Journal
6
11/17/03
Curry,
saris, and crammed mini-taxis; anyone (who, like me,
has never been there)
would think this is India. We are, in fact, in the second-largest
Indian settlement
in the world outside of that country, and the largest
is only several kilometers
away. A group of thirty Americans receives the same
kind of stares that we have
come to expect, but on our part this is indeed a wholly
new African experience. Our
host families live in Phoenix, a large district of Durban,
the tropical port city
dubbed "South Africa's Playground."
Phoenix is home to mostly people of Indian descent,
many of whom are fourth
generation or more in South Africa. Yet the community
has maintained a strong
Indian flavor, due in part to the Group Areas Act of
the Apartheid Era, which
designated separate areas for the racial categories
determined by the white
government. The Apartheid system is no longer in effect,
but the results of such
forced residence are still quite visible. Many years
of racial discrimination have
left Phoenix with a difficult set of issues, as it has
for black communities in
South Africa.
At the heart of these issues is the question of identity.
Many people in Phoenix
would identify themselves as Indian, despite the fact
that many of the younger
generation (and perhaps the older as well) speak not
a word of an Indian language.
"Have you ever been to India?" I asked my
host brother. "No," he replied, "but
I
know someone who has." India is, in some ways,
as foreign as is England or the
United States, yet remains close enough to call a mother
country.
Among the people I have encountered here, I sense a
pride in self-sufficiency; many
have pointed out Indian communities' initiative toward
building educational centers,
businesses, and religious sites. "It is good that
the blacks have gained their
freedom," one man told me. " We Indians gained
ours one hundred years ago.
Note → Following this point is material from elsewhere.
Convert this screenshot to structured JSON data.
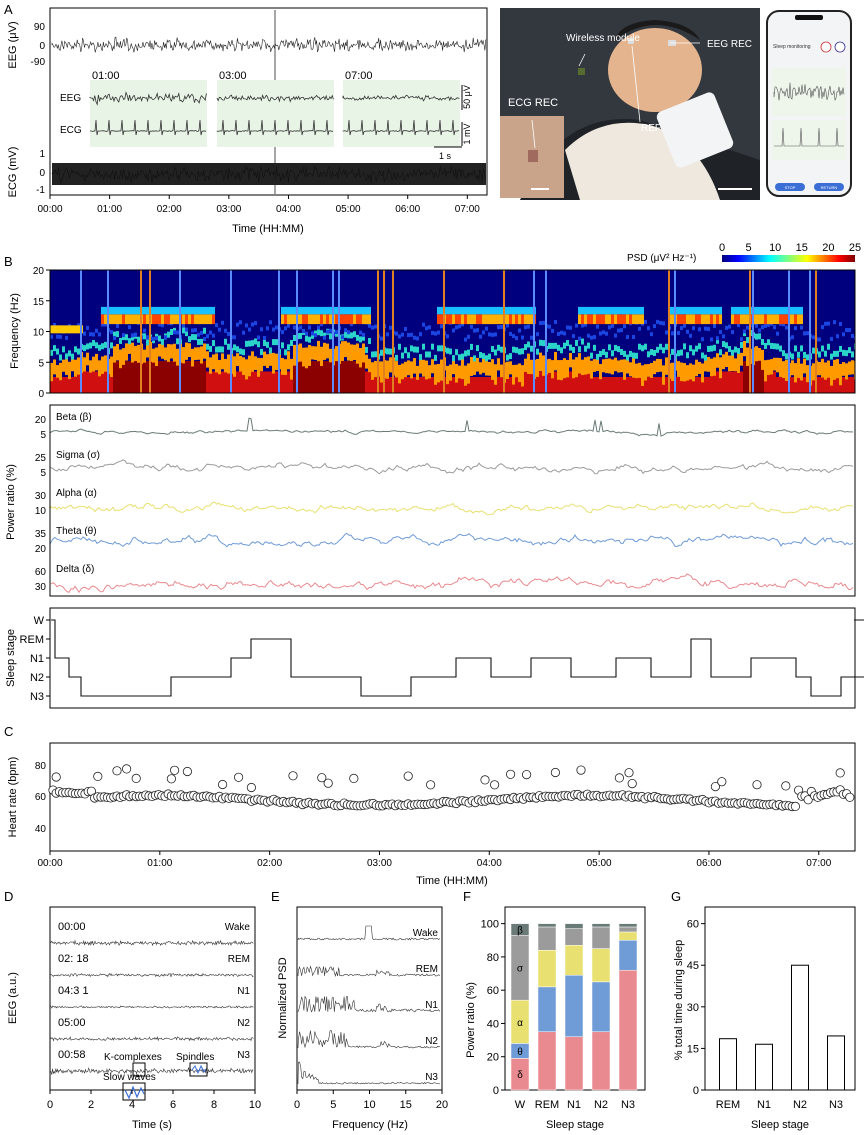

They
have Nelson Mandela. We had Mahatma Gandhi" (who
spent twenty-one years as a lawyer and nonviolent activist
in South Africa).
Building an effective community in the context of an
oppressive system has
established a strong identity in Phoenix. Here, like
everywhere else, people have
demonstrated the inherent right to dignify themselves
through their own efforts It
has truly been an honor to be welcomed here.